Bisher hat die Medizin nicht angeschlagen – erhöhen wir also die Dosis. Die EZB hatte angekündigt, dass sie über alle geldpolitischen Optionen nachdenken wolle, herausgekommen ist aber heute lediglich ein Bündel von traditionellen Maßnahmen, mit denen der expansive Impuls noch einmal verstärkt wurde: niedrigere Zinsen und mehr Zentralbankgeld als bisher.

So lange die europäischen Verbraucher, Unternehmen und Staaten vor allem damit beschäftigt sind, ihre Schuldenberge abzutragen, wird sich die Wirtschaft durch noch so günstige Kreditkonditionen nicht in Gang bringen lassen. Die Akteure wollen sich nicht zusätzlich verschulden. Es fehlte ja schon in den vergangenen Jahren keinesfalls an supergünstiger Liquidität; herausgekommen ist eine Inflationsrate von zuletzt -0,2 Prozent, also das Gegenteil dessen, was angestrebt wurde, und Zuwachsraten von lediglich 1,4 und 0,6 Prozent für die Kredite an private Haushalte und Unternehmen.

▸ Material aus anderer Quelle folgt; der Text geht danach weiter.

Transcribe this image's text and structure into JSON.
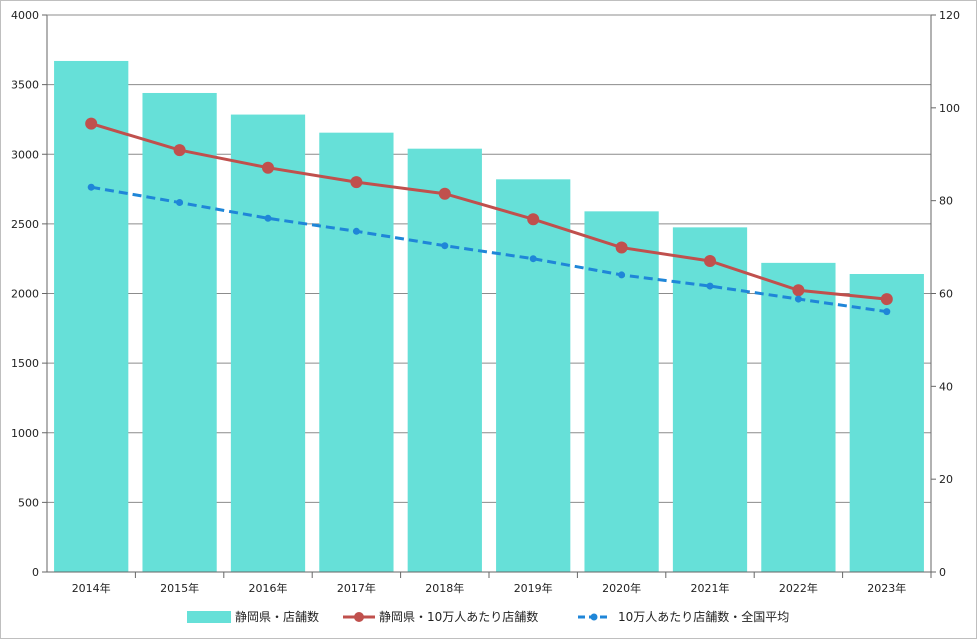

Grafik: Kredite an den privaten Sektor im Euroraum

Was nach wie vor fehlt, ist eine Strategie, die darauf zielt, Euroland aus seiner Schuldenfalle zu befreien. Die EZB traut sich nicht auszusprechen, und erst recht nicht zu empfehlen, dass der Staat die gewaltige Nachfragelücke schließen sollte, durch ein massives Wachstumsprogramm aus Steuersenkungen und zusätzlichen Ausgaben für Investitionen, einschließlich solcher in das Humankapital des Kontinents.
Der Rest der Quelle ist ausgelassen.